Okay, this metaphor has been stretched to its breaking point.
Speaking literally, shepherds might be perfectly nice people, but they eat sheep. More than wolves do.
Sure, shepherds might seem to protect a sheep from a wolf, but a large wolf might seem to protect a sheep from a smaller, weaker wolf. The shepherd's just the biggest, most cunning wolf.
I think that's alternately funny and sad... It's funny because Christians like to accuse atheists of being wolves, and say that their shepherd will protect them from us nasty, nasty wolves, but really a sheep has far more to fear from its shepherd than it does a wolf.
To say, "I am a sheep, you are a wolf, my shepherd will protect me from you..." the sheep in the analogy subjects itself to a terrific threat to protect itself from a minor one. Out of fear of a small wolf it submits itself to a great one.

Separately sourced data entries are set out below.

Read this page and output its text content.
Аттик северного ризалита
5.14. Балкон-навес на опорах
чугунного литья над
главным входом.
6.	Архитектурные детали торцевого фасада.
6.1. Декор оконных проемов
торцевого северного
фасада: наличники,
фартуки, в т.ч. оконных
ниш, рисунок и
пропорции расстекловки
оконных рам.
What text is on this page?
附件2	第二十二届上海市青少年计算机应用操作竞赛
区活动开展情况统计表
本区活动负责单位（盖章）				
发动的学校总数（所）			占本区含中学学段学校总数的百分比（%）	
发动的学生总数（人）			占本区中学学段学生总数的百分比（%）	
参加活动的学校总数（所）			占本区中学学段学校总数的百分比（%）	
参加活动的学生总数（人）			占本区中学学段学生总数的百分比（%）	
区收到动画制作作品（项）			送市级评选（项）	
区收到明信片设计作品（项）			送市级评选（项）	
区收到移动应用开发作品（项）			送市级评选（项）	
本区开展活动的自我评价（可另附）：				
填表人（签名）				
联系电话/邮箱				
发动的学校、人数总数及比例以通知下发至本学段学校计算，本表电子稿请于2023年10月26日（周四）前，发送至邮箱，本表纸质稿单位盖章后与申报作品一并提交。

Sheep are destroyed in great numbers by their stupid reliance on a protector who does not have their best interest at heart. That someone would disagree with me, then immediately compare themselves to that dumb creature... I can't help but laugh.
It's sad because the truth is no one ever wrote a list of threats for disobedience, impossible rewards for obedience, and rules for avoiding everyone who isn't part of "the collective" because they've had anything but their own selfish interests at heart. It's the sort of thing said by the kinds of people who, at the very least, want to keep the option to spend human lives like currency open. They need their followers as dumb as sheep for it to work, though.
That's why it's so important to keep them separated from dissenting ideas, to teach them to value obedience over their own wisdom.
A sheep is a stupid creature that dooms itself, and for someone to haughtily compare themselves to it makes me laugh a little. But a sheep is also a tragic creature, and when the analogy holds true it's sad.